Has your DH taught him to pee standing up yet? This helped things along in our house a lot!

yeah, I agree, I'd rather change dipes than clean up pee. Good luck!


----------



## Kirsten (Mar 19, 2002)

I think the hard part is that when HE is ready may be different from when WE are ready...







I have heard the average age of potty training is 3 for girls and 3.5 for boys. I know plenty are earlier, and some are later - but unless the child himself asked/showed interest/had the signs of readiness, I wouldn't try prior to 2.5 for girls and 3 for boys.

And they make diapers in sizes up to well past even a large four year old - for kids who have bed wetting issues. A friend's 8 year old boy had nighttime accidents for years - and they sold those sizes in Safeway and Target (common stores here - not sure where the OP is).

I just really believe that unless the child is both physically and emotionally ready, no amount of timers or candy or anything will really be effective to the point of trusting that you can be out of the house with him in underwear. To me, accidents away from home are much harder (on mom and on child) than changing a diaper when necessary.

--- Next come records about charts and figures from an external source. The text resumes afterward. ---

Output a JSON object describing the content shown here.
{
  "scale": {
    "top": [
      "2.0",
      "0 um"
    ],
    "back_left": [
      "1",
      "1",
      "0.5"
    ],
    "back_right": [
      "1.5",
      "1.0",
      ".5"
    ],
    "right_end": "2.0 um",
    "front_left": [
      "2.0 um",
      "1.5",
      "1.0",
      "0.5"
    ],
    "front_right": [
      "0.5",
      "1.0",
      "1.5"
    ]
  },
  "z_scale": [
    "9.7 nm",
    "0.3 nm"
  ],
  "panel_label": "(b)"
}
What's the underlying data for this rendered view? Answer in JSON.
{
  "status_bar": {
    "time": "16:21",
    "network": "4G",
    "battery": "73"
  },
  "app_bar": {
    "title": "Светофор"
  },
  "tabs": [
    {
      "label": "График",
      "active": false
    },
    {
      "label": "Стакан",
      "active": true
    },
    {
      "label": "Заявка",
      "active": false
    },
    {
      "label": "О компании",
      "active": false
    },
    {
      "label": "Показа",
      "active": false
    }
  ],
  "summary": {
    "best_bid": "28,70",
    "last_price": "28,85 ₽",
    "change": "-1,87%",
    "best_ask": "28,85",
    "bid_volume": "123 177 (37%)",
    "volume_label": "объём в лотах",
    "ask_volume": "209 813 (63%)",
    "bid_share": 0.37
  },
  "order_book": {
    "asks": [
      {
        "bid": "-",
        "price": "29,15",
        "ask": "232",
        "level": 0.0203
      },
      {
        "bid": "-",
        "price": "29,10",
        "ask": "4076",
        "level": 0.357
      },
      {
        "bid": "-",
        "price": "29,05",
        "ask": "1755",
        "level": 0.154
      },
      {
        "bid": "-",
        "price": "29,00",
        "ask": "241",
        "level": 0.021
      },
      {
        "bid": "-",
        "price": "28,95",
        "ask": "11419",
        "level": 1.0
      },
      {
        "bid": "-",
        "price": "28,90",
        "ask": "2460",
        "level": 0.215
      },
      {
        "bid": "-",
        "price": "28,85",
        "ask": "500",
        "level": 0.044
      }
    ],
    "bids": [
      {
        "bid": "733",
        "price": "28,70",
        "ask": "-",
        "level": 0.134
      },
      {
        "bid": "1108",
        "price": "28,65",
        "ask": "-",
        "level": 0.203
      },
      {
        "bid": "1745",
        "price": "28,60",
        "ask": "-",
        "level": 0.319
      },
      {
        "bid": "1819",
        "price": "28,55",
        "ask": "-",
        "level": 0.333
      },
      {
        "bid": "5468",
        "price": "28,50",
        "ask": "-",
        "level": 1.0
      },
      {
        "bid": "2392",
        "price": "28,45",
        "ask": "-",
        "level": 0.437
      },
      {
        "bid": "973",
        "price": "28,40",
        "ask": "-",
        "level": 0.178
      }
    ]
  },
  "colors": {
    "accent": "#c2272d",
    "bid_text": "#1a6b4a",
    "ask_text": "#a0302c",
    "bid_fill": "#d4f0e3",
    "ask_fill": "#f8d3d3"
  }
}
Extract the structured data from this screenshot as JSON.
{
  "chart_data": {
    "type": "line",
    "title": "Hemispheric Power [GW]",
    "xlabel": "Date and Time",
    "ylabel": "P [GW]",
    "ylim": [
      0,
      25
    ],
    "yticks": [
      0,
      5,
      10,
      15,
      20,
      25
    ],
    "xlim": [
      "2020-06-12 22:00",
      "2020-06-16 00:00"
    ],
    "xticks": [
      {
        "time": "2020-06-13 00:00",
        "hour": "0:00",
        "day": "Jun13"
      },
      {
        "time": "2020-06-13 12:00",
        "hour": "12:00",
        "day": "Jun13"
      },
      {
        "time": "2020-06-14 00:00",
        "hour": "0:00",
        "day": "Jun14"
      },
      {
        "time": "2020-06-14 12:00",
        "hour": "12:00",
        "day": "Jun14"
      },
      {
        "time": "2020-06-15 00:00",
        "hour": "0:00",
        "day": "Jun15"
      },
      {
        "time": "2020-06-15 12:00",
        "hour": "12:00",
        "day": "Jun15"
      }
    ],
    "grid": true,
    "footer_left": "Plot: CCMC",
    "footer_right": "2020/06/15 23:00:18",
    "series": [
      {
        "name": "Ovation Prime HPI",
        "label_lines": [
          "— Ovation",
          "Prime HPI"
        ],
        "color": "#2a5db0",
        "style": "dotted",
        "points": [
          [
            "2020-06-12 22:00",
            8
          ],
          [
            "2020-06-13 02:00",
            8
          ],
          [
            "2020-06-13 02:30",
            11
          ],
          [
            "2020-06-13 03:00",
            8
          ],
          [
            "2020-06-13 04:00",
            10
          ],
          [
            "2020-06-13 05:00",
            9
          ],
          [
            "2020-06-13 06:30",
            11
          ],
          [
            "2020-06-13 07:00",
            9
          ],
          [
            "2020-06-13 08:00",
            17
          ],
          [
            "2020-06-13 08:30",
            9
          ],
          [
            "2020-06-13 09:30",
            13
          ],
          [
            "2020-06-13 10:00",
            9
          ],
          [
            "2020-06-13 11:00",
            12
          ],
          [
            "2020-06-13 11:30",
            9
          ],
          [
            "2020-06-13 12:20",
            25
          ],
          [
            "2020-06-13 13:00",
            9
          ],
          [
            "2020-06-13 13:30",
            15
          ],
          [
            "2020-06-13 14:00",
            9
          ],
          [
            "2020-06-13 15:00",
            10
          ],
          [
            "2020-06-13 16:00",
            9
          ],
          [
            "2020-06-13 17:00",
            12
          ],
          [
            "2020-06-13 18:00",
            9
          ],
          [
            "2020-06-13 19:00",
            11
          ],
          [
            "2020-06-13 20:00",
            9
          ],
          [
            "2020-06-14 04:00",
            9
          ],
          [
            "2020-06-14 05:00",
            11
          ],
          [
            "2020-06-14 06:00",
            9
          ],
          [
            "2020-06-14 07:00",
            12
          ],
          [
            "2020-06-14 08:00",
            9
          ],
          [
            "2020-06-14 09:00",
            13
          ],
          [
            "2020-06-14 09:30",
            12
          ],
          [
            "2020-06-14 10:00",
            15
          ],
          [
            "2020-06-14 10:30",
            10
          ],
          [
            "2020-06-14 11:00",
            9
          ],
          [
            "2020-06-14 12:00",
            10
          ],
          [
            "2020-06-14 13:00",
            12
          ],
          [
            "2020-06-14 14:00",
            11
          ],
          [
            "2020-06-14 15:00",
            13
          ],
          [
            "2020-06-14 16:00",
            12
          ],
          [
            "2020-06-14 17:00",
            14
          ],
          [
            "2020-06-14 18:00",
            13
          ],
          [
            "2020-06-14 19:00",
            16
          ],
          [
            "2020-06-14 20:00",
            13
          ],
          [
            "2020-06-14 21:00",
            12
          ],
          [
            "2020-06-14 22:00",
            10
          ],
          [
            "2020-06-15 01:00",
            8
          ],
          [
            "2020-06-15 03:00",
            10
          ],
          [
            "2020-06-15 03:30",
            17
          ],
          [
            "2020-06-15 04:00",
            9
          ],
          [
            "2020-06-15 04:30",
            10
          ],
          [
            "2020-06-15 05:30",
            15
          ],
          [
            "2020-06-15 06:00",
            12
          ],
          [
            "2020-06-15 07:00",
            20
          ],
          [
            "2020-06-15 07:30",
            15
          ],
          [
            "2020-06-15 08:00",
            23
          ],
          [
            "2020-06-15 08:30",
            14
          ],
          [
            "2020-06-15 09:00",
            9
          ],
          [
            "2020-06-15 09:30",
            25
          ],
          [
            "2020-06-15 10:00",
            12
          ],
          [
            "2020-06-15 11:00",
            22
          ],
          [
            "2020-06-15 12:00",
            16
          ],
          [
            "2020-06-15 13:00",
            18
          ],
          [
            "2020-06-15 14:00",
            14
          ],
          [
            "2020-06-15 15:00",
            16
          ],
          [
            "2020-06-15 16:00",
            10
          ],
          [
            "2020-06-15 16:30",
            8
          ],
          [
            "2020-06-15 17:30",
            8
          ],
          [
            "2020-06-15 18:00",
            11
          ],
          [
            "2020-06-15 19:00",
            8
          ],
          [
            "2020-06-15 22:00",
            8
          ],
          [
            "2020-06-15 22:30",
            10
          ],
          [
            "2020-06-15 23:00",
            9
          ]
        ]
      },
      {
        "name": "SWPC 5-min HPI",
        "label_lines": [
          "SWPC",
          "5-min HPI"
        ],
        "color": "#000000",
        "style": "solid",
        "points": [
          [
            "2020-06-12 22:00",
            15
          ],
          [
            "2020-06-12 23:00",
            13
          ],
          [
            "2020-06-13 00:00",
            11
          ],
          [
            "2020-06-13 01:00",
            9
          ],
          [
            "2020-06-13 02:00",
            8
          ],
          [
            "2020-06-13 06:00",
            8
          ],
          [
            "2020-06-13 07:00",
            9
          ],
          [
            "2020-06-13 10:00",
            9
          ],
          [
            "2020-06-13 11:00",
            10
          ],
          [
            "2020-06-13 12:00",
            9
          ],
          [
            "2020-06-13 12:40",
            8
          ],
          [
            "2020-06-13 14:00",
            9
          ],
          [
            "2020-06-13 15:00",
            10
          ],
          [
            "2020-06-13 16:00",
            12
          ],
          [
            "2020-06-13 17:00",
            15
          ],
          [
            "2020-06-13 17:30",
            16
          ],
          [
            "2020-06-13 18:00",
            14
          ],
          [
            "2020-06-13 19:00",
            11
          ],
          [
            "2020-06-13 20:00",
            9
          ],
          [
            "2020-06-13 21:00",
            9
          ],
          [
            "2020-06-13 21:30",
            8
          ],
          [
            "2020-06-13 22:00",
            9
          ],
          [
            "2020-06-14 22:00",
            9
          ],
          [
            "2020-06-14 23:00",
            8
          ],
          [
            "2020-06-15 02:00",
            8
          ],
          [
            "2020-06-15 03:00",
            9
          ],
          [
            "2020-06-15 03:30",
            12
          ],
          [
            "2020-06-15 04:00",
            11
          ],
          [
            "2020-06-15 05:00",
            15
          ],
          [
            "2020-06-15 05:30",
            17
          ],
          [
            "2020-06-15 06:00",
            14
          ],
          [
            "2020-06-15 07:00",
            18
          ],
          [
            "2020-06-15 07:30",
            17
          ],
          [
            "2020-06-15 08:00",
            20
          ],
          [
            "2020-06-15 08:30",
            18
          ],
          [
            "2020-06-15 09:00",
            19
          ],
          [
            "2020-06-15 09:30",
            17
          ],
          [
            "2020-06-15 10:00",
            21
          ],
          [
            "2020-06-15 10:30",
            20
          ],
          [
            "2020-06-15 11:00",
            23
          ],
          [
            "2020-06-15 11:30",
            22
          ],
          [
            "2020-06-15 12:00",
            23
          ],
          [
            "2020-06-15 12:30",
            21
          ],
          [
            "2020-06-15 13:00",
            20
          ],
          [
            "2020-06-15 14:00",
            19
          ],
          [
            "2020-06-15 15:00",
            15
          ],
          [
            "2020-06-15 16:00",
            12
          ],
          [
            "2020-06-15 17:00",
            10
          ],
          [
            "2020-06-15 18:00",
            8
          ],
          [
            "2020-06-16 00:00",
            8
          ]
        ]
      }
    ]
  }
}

I would give potty learning a break for as long as it takes for him to show all the signs of readiness. Maybe when he sees that you are really willing to wait for him to be ready, he will be ready sooner rather than later.


----------



## Llyra (Jan 16, 2005)

Since this threat has been brought back, I should update.

DS is very happily and proudly pottying almost every time, these days. He's not reliable when we're at too long a distance from a bathroom; he's got a very short interval between "gotta go," and "GOTTA GO NOW," so he wears diapers if we're going to be somewhere like the mall where the bathroom is at a distance. But he's pottying at other people's homes, and at church, and places like that. I don't know what got him over the hump, but now we're in business. I think he really needed some steady consistency-- I agree with the PP that for some kids, it's best to give it up and try again later. But I don't think this was true for DS. All the switching back and forth-- me deciding to give it a few weeks, then trying again, then going back to diapers again-- was confusing to him. So I think that in his case, toughing it out through a difficult week but insisting on underpants was exactly the right thing to do.

Besides I really do think that a child who's capable physically of holding it and letting it out in short bursts, on purpose, to get more rewards, is a child fully and totally capable of toileting. It seemed ridiculous to put a child with so much physical control back in diapers, no matter what shenanigans he's getting up to.

FWIW, he's now abandoned that game, for a new one that involves climbing on his twin sister in the middle of the night when she's sound asleep, and scaring the living crap out of her by screaming right in her ear. So now I have a new challenge to cope with...


----------



## mamadeb (Sep 22, 2006)

Quote:


Originally Posted by *Llyra* 
FWIW, he's now abandoned that game, for a new one that involves climbing on his twin sister in the middle of the night when she's sound asleep, and scaring the living crap out of her by screaming right in her ear. So now I have a new challenge to cope with...









Thanks so much for the laugh. I was searching the forums today for ideas for my 3 yo DD that is still wetting and refuses to poop on the potty much of the time. I find this thread and just cried I was laughing so hard.

It's a good reminder that kids are on their own path. They have certain ideas of what works and those don't always match up with our own.

Onward - and good luck to all trying to potty train!


----------